Should you report every scratch to your car insurer?
The basis for the denial at the time, which led to Jerrier pursuing legal channels, was that he had not disclosed two prior incidents that he had been involved in, having paid for the repairs out of his own pocket. As he had paid for the repairs himself, Jerrier did not think that he had to disclose them to his insurance company.
The judge pointed out that the insurance policy did not “stipulate any ongoing duty to report “incidents” which, because of their triviality, an insured person had decided to sort out themselves,” reported the Cape Times.
In a statement released by OUTsurance, the company’s CEO Ernst Gouws said: “We note and respect the High Court judgement in the Jerrier case. We have not made any final decision on whether it is necessary to appeal the judgement or any part thereof.”
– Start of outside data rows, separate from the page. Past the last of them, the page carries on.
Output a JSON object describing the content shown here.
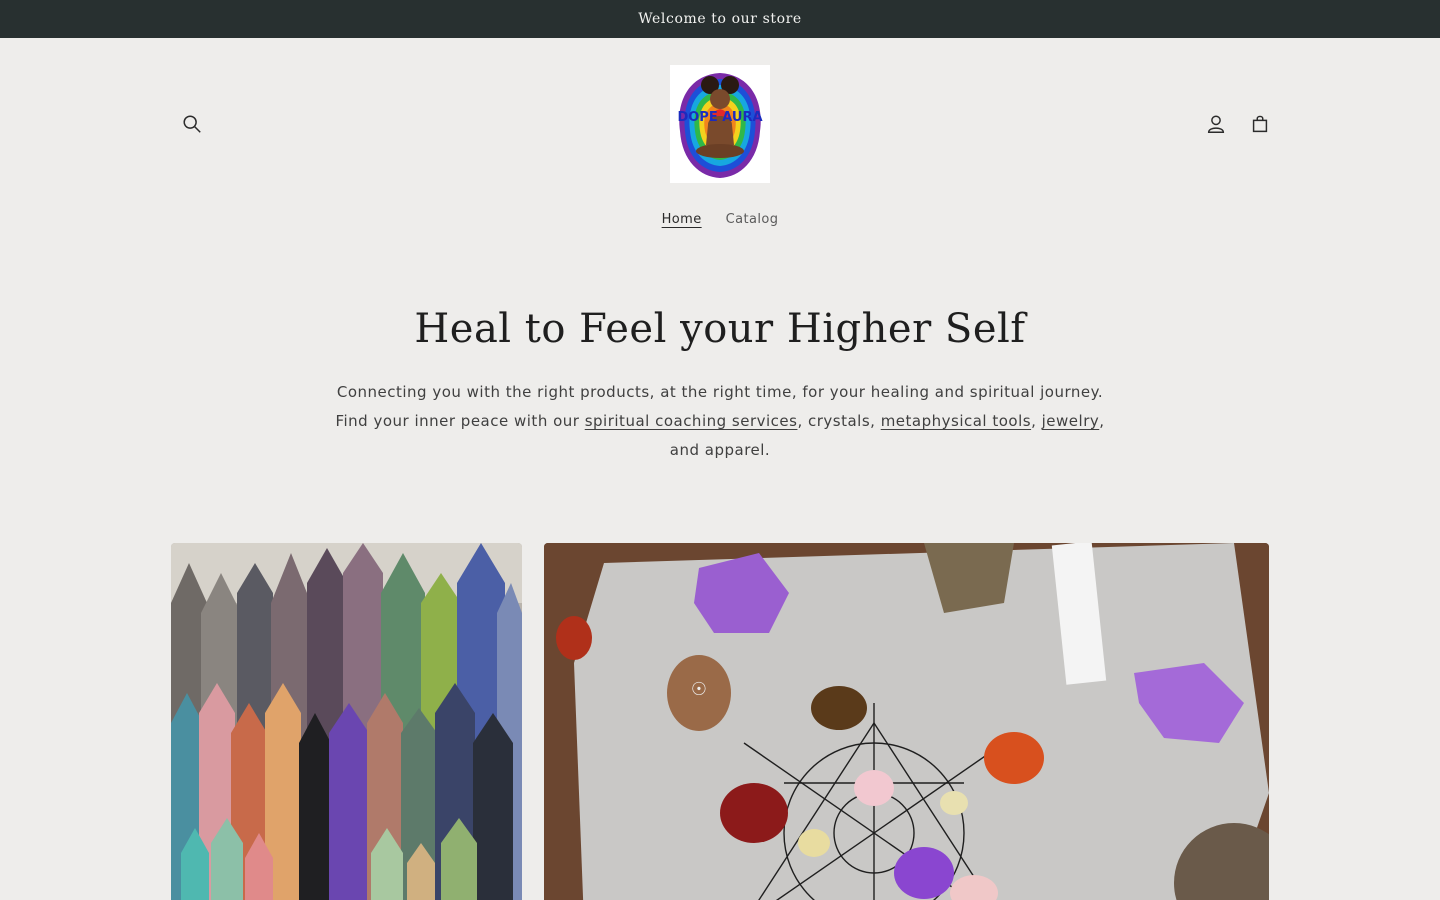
{
  "announcement": {
    "text": "Welcome to our store"
  },
  "header": {
    "search_icon": "search-icon",
    "account_icon": "account-icon",
    "cart_icon": "cart-icon",
    "logo_text": "DOPE AURA"
  },
  "nav": {
    "items": [
      {
        "label": "Home",
        "active": true
      },
      {
        "label": "Catalog",
        "active": false
      }
    ]
  },
  "hero": {
    "title": "Heal to Feel your Higher Self",
    "text_part1": "Connecting you with the right products, at the right time, for your healing and spiritual journey. Find your inner peace with our ",
    "link_coaching": "spiritual coaching services",
    "text_part2": ", crystals, ",
    "link_tools": "metaphysical tools",
    "text_part3": ", ",
    "link_jewelry": "jewelry",
    "text_part4": ", and apparel."
  },
  "colors": {
    "background": "#eeedeb",
    "announcement_bg": "#283030",
    "text": "#2a2a2a"
  }
}
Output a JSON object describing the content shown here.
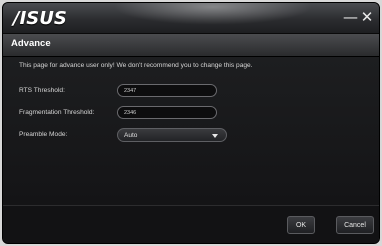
{
  "titlebar": {
    "logo": "/ISUS",
    "minimize_icon": "—",
    "close_icon": "✕"
  },
  "header": {
    "title": "Advance"
  },
  "main": {
    "notice": "This page for advance user only! We don't recommend you to change this page.",
    "rts": {
      "label": "RTS Threshold:",
      "value": "2347"
    },
    "fragmentation": {
      "label": "Fragmentation Threshold:",
      "value": "2346"
    },
    "preamble": {
      "label": "Preamble Mode:",
      "selected": "Auto"
    }
  },
  "footer": {
    "ok_label": "OK",
    "cancel_label": "Cancel"
  },
  "colors": {
    "background": "#141416",
    "titlebar": "#2b2c2f",
    "text": "#d6d6d6",
    "field_border": "#6a6a6e"
  }
}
Gouws explained: “This specific ruling relates to a motor vehicle accident claim from January 2010. At the time we believed we had firm evidence to reject the claim based on the client being under the influence of alcohol at the time of the incident. During the initial legal proceedings, we also raised the defence of a material non-disclosure in that the client failed to notify us of two losses suffered, one valued at R15,000 and the other at approximately R200,000. We believed these incidents to be material to the terms of cover and that the client had an obligation to notify us of these incidents in accordance with our policy wording.
“Our primary reason for rejecting the claim, i.e. that the client was under the influence of alcohol at the time of the incident, fell through because the witness who would have testified as to the intoxication of the client unfortunately died prior to the proceedings. As such we continued with the defence of the non-disclosure of the incidents, and the court ruled in our favour.”
However on appeal, judge called into question whether or not the client (Jerrier) “clearly understood the need to report incidents (for which he did not claim) occurring during the existence of the policy.”
According to Gouws, the ruling has highlighted the importance of keeping clients properly informed about what their insurance require and expect from them.
Should you report every nick and scratch?
Natasha Kawulesar, head of client relations at OUTsurance, noted: “If the damages to the vehicle are less than the excess, we do not expect our clients to report this to us. Even if they did report it, they would need to carry the costs themselves. We do consider the value and frequency of claims when determining a client’s premium. However minor damage where the value of the damage is below the excess, would not be considered.”
Kawulesar added that if you simply inform OUTsurance about an incident, and do not claim from insurance for it, meaning that the insurance company does not have to pay out for any damages, you will not lose out on your OUTbonus.
Willem Smith, MD of personal lines at Hollard, pointed out that when a third party is involved in an incident, “irrespective of the damage to your car,” it should be reported to your insurance company. However, Smith revealed that at Hollard “if no third party is involved then anything below the excess does not need to be disclosed.”
This, however, generally applies to policies where the client has selected the “standard” excess. Smith stressed that where you have opted for a voluntarily higher excess, it is advised that you disclose all incidents to your insurance company.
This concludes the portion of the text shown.